Change in a Trying Time

by Adele Gaburo ’21

Hey guys! I hope everyone’s quarantine is going well. I hope you have monopoly or a fat stack of movies or knitting needles to keep you entertained.

As for me, my family is quarantined at our beach house which means that three people are in less than 900 square feet of each other at all times. Needless to say, I’m getting outside as much as possible….

I remember the first time I ventured out of my house here: I went to walk the boardwalk and didn’t see another soul for like 20 minutes. Yes, the winter makes the beach a lot quieter, but never in my 11 years of having a house here have I seen it completely empty. Part of me thought it was really peaceful, because the winter boardwalk scene is usually just a bunch of local kids nearly running you over with their bikes. The other, much larger part of me thought it was incredibly eerie. Not smelling the fry grease, not hearing the arcade games, and yes, not fearing the impending doom of ten year old biker gangs, doesn’t sit right with me.

And on top of that, my entire routine is messed up. I’m used to waking up at the crack of dawn to go to school, being tired all day, coming home (to scarf down some food and do my mountain of homework), going to bed, and doing it all over again the next morning. My routine sounds less than fun, and that’s because it’s definitely not fun, but there’s something about not having it that makes me want it back. Whether it be online school, online work, or sitting on the couch a little too much, deviation from your regular routine is bound to feel a little weird.

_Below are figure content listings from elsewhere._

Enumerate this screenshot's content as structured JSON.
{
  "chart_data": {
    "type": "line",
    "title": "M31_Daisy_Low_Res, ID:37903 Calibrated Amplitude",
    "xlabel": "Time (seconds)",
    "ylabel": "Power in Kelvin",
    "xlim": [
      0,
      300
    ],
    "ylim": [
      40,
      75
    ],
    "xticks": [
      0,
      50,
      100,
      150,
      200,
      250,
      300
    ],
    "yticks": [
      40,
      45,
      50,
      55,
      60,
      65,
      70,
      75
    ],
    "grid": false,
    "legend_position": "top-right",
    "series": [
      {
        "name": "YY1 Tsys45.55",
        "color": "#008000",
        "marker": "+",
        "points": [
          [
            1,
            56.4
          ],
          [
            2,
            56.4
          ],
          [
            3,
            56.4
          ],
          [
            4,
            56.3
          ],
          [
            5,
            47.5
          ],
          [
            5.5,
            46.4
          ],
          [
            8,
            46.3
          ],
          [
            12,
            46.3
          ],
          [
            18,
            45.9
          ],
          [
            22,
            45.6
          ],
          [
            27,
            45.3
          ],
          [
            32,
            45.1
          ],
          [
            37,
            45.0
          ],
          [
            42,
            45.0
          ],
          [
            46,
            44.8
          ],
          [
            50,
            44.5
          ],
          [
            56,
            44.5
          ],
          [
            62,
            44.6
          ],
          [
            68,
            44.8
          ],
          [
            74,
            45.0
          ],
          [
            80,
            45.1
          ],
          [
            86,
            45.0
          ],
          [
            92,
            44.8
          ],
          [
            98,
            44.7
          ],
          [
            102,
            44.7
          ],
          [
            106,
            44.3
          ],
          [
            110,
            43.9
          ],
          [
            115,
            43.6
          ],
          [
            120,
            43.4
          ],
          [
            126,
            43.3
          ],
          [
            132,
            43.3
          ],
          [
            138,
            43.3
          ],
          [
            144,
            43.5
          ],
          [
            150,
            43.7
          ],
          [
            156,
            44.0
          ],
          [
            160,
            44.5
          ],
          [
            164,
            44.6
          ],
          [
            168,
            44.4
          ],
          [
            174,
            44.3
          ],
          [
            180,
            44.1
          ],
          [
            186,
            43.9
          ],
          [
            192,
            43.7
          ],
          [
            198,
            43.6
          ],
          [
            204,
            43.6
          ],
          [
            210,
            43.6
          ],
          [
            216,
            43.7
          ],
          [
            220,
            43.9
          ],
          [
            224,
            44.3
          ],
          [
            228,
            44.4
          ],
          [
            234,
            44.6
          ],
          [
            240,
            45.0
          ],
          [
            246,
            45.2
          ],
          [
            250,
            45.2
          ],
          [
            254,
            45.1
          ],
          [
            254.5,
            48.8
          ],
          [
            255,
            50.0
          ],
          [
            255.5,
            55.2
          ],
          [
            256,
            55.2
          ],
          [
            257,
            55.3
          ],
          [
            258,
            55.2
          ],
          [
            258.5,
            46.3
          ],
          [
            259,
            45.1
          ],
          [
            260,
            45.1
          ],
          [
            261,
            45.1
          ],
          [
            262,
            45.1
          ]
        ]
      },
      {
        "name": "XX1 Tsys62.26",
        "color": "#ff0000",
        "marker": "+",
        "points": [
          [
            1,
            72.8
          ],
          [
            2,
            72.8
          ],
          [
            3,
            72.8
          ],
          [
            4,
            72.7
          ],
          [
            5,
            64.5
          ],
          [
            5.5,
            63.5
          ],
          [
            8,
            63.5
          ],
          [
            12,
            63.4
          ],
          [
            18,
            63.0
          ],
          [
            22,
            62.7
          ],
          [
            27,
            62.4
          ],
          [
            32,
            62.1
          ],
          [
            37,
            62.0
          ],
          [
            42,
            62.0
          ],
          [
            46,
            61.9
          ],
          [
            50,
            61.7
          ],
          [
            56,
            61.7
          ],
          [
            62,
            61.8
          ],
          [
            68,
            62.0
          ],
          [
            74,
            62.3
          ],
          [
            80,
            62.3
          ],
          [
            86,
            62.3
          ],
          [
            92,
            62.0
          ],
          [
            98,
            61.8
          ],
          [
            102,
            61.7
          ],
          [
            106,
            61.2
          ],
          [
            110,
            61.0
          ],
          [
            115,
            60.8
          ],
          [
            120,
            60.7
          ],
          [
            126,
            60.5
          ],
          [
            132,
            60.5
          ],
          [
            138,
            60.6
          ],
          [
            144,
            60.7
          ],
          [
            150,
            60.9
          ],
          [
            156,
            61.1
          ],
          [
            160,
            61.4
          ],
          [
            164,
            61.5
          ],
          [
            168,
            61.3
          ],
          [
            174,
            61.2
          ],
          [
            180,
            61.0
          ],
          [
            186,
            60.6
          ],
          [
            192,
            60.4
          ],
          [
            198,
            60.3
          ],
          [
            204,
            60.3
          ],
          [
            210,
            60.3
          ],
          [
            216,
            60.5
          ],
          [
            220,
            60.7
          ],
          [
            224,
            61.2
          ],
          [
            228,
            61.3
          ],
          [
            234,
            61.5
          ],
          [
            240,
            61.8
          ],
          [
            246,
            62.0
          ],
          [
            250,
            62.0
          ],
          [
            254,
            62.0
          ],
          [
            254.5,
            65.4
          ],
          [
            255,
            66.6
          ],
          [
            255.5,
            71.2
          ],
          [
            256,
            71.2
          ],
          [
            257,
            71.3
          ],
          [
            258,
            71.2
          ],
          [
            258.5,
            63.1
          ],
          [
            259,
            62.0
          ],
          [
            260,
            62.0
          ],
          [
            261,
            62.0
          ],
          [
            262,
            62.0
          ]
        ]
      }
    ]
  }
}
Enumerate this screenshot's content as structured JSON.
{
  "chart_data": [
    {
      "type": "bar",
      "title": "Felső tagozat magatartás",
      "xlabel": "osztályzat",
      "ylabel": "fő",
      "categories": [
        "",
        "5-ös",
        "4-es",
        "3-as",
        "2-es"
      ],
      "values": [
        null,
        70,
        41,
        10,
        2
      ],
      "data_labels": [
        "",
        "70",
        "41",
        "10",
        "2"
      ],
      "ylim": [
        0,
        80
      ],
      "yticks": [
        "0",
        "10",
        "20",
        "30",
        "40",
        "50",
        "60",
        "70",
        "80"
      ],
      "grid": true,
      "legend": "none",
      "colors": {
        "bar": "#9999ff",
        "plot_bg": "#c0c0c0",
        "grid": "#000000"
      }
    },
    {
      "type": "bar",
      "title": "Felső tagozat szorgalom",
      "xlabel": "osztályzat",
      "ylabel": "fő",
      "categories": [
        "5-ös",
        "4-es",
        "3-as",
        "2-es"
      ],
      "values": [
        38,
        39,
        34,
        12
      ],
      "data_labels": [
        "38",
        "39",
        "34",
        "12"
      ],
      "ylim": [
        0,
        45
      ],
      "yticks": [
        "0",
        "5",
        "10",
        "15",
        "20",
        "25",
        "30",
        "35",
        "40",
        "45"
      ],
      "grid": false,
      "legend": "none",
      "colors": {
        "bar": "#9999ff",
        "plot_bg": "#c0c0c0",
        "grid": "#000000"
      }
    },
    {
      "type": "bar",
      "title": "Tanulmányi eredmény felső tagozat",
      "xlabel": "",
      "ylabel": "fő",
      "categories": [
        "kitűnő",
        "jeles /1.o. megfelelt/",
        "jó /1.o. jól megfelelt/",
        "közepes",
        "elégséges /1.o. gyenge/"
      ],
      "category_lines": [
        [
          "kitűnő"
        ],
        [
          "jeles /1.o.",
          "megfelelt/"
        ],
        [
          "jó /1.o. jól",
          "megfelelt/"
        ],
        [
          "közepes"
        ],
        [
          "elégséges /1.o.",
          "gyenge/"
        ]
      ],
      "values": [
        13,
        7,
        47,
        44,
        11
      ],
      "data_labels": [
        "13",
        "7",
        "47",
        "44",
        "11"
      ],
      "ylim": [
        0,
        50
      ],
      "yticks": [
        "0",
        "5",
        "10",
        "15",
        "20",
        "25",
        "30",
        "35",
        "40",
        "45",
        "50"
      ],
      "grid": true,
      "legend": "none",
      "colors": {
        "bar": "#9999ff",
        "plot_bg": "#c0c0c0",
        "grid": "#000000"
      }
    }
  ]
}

This change is something we all have to deal with because, like it or not, everyone is effected by what’s going on right now. Although I want to be the one with all the answers, I honestly don’t have a lot of advice for this because it’s so unprecedented. My grandparents have never seen anything like it, so I definitely haven’t in my almost-17 years of life. Given that, I just wanted to write the post to show you that everyone’s routine is changing, that we’re all in the same boat, and even in this time of separation, we are unified by the disruption we’re all facing.